Por más de que este evento no haya comenzado aún (del 10 al 26 de julio) también piensa en su máximo reto,los Juegos Olimpicos, que tendrá lugar en Rio de Janeiro y hará lo que sea para meterse en la clasificación -deberá conseguir hasta el 5to puesto en el Mundial de Las Vegas en septiembre o hacerse con una de las dos plazas que estarán en juego en los clasificatorios de marzo 2016- no quiere desperdiciar los cuatro años de duro entrenamiento lejos de su casa, y sabe que no será fácil ya que dentro de la competencia podrán estar JakeVarner (Estados Unidos) el último campeón olímpico, Javier Cortina (Cuba) Bronce Mundial, entre otros, pero "nada está escrito, es un deporte de combate y no uno de marca donde las cosas se puede prever un poco más, acá depende muchísimo de cómo se levante cada uno ese día y hasta como se plantee el combate" sintetizó Maier sin perder confianza.

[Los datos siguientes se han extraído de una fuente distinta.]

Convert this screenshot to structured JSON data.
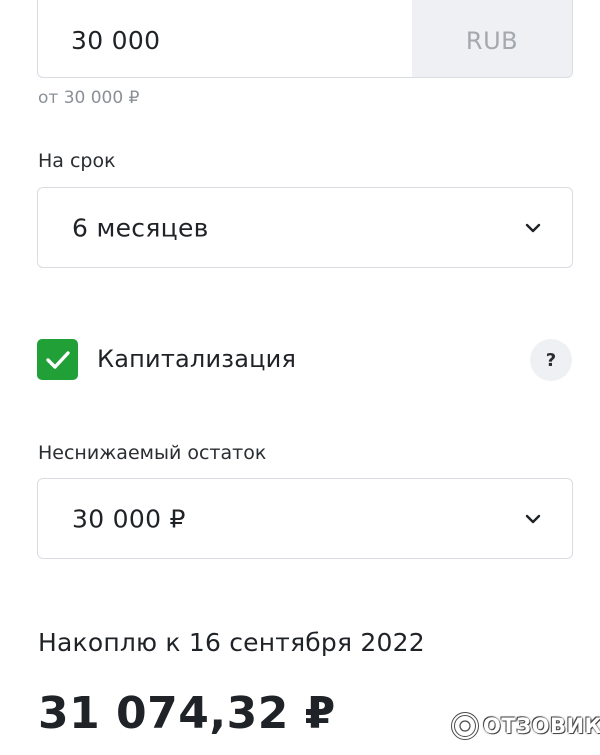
{
  "deposit": {
    "amount_value": "30 000",
    "currency": "RUB",
    "amount_hint": "от 30 000 ₽"
  },
  "term": {
    "label": "На срок",
    "selected": "6 месяцев",
    "icon": "chevron-down-icon"
  },
  "capitalization": {
    "label": "Капитализация",
    "checked": true,
    "help_symbol": "?",
    "accent_color": "#21a038"
  },
  "min_balance": {
    "label": "Неснижаемый остаток",
    "selected": "30 000 ₽",
    "icon": "chevron-down-icon"
  },
  "result": {
    "caption": "Накоплю к 16 сентября 2022",
    "amount": "31 074,32 ₽"
  },
  "watermark": {
    "text": "ОТЗОВИК"
  }
}
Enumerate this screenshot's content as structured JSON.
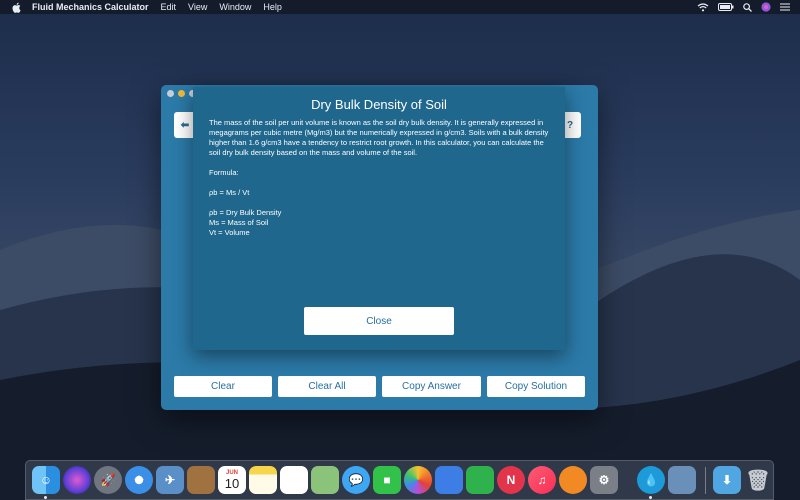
{
  "menubar": {
    "app_name": "Fluid Mechanics Calculator",
    "menus": [
      "Edit",
      "View",
      "Window",
      "Help"
    ]
  },
  "window": {
    "back_label": "⬅",
    "help_label": "?",
    "buttons": {
      "clear": "Clear",
      "clear_all": "Clear All",
      "copy_answer": "Copy Answer",
      "copy_solution": "Copy Solution"
    }
  },
  "sheet": {
    "title": "Dry Bulk Density of Soil",
    "description": "The mass of the soil per unit volume is known as the soil dry bulk density. It is generally expressed in megagrams per cubic metre (Mg/m3) but the numerically expressed in g/cm3. Soils with a bulk density higher than 1.6 g/cm3 have a tendency to restrict root growth. In this calculator, you can calculate the soil dry bulk density based on the mass and volume of the soil.",
    "formula_heading": "Formula:",
    "formula": "ρb = Ms / Vt",
    "definitions": [
      "ρb = Dry Bulk Density",
      "Ms = Mass of Soil",
      "Vt = Volume"
    ],
    "close_label": "Close"
  },
  "dock": {
    "icons": [
      "finder-icon",
      "siri-icon",
      "launchpad-icon",
      "safari-icon",
      "preview-icon",
      "notefile-icon",
      "calendar-icon",
      "notes-icon",
      "reminders-icon",
      "maps-icon",
      "messages-icon",
      "facetime-icon",
      "photos-icon",
      "keynote-icon",
      "numbers-icon",
      "news-icon",
      "music-icon",
      "books-icon",
      "system-preferences-icon",
      "drop-icon",
      "screenshot-icon",
      "downloads-folder-icon",
      "trash-icon"
    ],
    "calendar_month": "JUN",
    "calendar_day": "10"
  }
}
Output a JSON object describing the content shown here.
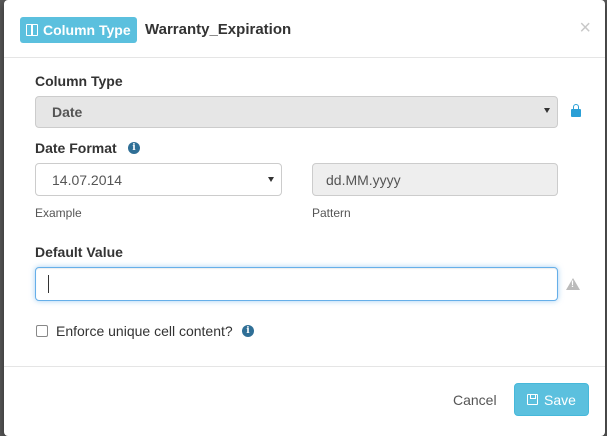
{
  "header": {
    "badge_label": "Column Type",
    "column_name": "Warranty_Expiration",
    "close_glyph": "×"
  },
  "column_type": {
    "label": "Column Type",
    "value": "Date",
    "locked": true
  },
  "date_format": {
    "label": "Date Format",
    "selected": "14.07.2014",
    "example_label": "Example",
    "pattern_value": "dd.MM.yyyy",
    "pattern_label": "Pattern"
  },
  "default_value": {
    "label": "Default Value",
    "value": ""
  },
  "enforce_unique": {
    "label": "Enforce unique cell content?",
    "checked": false
  },
  "footer": {
    "cancel_label": "Cancel",
    "save_label": "Save"
  },
  "colors": {
    "accent": "#5bc0de",
    "lock": "#2a9fd6",
    "focus_border": "#66afe9"
  },
  "icons": [
    "columns-icon",
    "close-icon",
    "lock-icon",
    "info-icon",
    "warning-icon",
    "save-icon",
    "chevron-down-icon"
  ]
}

El último punto que ya tiene casi confirmado es su retiro. Cree que si bien tiene la edad y la aptitud física como para estirar su carrera un ciclo olímpico más, en el aspecto psicológico ya está un poco agotado. "Desde muy chico tengo esa presión auto impuesta por mí de dar el 100% todo el tiempo y no darme un respiro mental. Una vez que termino una competencia mi cabeza automáticamente empieza a pensar en el próximo desafío". Pero como era de esperar, después de un cuarto de vida dedicada exclusivamente a esta disciplina, asegura que tiene muchas ganas de seguir ligado a este deporte aunque no de manera competitiva. Cabe mencionar que estuvo presente en la 125º asamblea del Comité Olímpico Internacional (COI), la cual se llevó a cabo en Buenos Aires en 2013, defendiendo con palabras su "estilo de vida" (como él lo denomina) para que no se quitase del programa en los juegos olímpicos de Tokio 2020. Éste es
Yuri Maier, el chico inquieto que "vive su pasión".